In 1685 Sir Robert Geffrye, a former Lord Mayor of London, left land on Kingsland Road for pensioners’ almshouses and these were built in 1715.
Haggerston was densely built up during the 19th century and became increasingly overcrowded, especially after the opening of its station on the East London Railway in 1869. In an attempt to improve public health, Haggerston baths were built on Whiston Road in 1904.
In 1914 Sir Robert Geffrye’s almshouses became a museum, which now has collections of furniture, textiles, paintings and decorative arts, displayed in a series of period rooms.
A slum clearance programme led to the two-stage construction of 447 homes on the Haggerston estate. Haggerston West was built in the 1930s but Haggerston East had to be postponed until after World War II.
Like most of east London, Haggerston was ravaged in the Blitz. The locality’s misfortunes are chronicled in Herbert Wilson’s vividly named book, Death over Haggerston, subtitled ‘An Account of Adventures that Befell some East Londoners between the Summers of 1940 and 1941’. Wilson was vicar of Haggerston parish at the time. A contemporary article in Horizon described the privately printed work as badly written but the only book to show “any real critical appreciation of the working-class mind in these astonishing months.”
Haggerston station closed in 1940 but reopened in 2010 as part of the northern extension of the East London line. The station has helped to revive awareness of Haggerston’s name, which had dropped out of common usage, possibly because of its ugly sound. For example, when it opened in 2007 the Bridge Academy simply described itself as being in ‘south Hackney’. The academy was built on the site of the former Laburnum primary school.
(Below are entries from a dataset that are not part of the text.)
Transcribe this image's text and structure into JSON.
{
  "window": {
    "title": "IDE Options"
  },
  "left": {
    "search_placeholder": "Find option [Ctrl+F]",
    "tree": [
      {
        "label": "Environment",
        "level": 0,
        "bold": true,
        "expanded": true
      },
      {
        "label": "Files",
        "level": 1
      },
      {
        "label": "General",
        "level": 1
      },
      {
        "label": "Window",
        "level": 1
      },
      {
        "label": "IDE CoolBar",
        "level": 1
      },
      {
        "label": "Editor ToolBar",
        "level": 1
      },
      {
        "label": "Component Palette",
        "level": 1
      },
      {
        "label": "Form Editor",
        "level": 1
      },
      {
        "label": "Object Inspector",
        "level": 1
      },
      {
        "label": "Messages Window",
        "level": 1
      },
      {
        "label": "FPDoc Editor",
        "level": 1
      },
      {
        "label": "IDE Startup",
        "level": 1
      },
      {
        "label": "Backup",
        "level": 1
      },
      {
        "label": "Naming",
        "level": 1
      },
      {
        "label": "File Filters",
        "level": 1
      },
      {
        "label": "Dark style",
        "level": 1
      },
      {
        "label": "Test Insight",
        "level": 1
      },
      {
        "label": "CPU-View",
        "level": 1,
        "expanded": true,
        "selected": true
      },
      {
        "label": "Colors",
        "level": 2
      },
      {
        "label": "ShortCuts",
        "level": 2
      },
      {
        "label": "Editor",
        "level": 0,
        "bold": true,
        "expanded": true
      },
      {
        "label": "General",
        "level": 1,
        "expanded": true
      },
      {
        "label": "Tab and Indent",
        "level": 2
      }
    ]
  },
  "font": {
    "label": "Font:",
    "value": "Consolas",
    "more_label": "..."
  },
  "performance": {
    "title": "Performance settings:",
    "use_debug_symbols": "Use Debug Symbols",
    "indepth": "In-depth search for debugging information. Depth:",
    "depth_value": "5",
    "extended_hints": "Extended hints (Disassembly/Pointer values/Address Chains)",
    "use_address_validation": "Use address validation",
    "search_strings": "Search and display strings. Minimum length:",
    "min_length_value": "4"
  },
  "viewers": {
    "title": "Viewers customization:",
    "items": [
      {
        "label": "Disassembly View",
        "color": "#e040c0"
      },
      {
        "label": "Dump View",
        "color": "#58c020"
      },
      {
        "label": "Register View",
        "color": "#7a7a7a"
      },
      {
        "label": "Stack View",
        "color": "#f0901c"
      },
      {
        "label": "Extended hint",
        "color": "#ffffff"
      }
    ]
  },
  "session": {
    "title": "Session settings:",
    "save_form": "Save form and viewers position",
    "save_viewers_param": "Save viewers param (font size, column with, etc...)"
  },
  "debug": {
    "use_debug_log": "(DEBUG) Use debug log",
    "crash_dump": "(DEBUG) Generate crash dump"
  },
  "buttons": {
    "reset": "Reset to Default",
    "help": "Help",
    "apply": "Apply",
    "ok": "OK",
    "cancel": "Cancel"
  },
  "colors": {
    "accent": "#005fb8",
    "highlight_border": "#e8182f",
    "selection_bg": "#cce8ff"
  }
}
Haggerston baths closed in 2000. Plans were announced in November 2017 for a regeneration scheme for the building, which will incorporate space for businesses, community uses, shops and a café – but not a swimming pool.
The Haggerston ward takes in much of east Hoxton and Shoreditch as well as Haggerston proper. Roughly equal numbers of homes in the ward are rented from the council and from private landlords, while relatively few (less than a sixth of the total) are owner occupied. Unsurprisingly, most people live in flats. Fewer than seven per cent of residences are whole houses.
54 per cent of residents were born in the UK and a further 17 per cent were born in other Europeam countries, 9 per cent in Africa, 7 per cent in the Americas and the Caribbean, and 7 per cent in the Middle East and Asia. Haggerston has very few old people, especially aged over 75. Most working residents are employed in professional or technical jobs.
Haggerston was the birthplace in 1656 of Edmond Halley, the son of a wealthy soap boiler. Halley became the second Astronomer Royal and accurately predicted the return of the comet that now bears his name.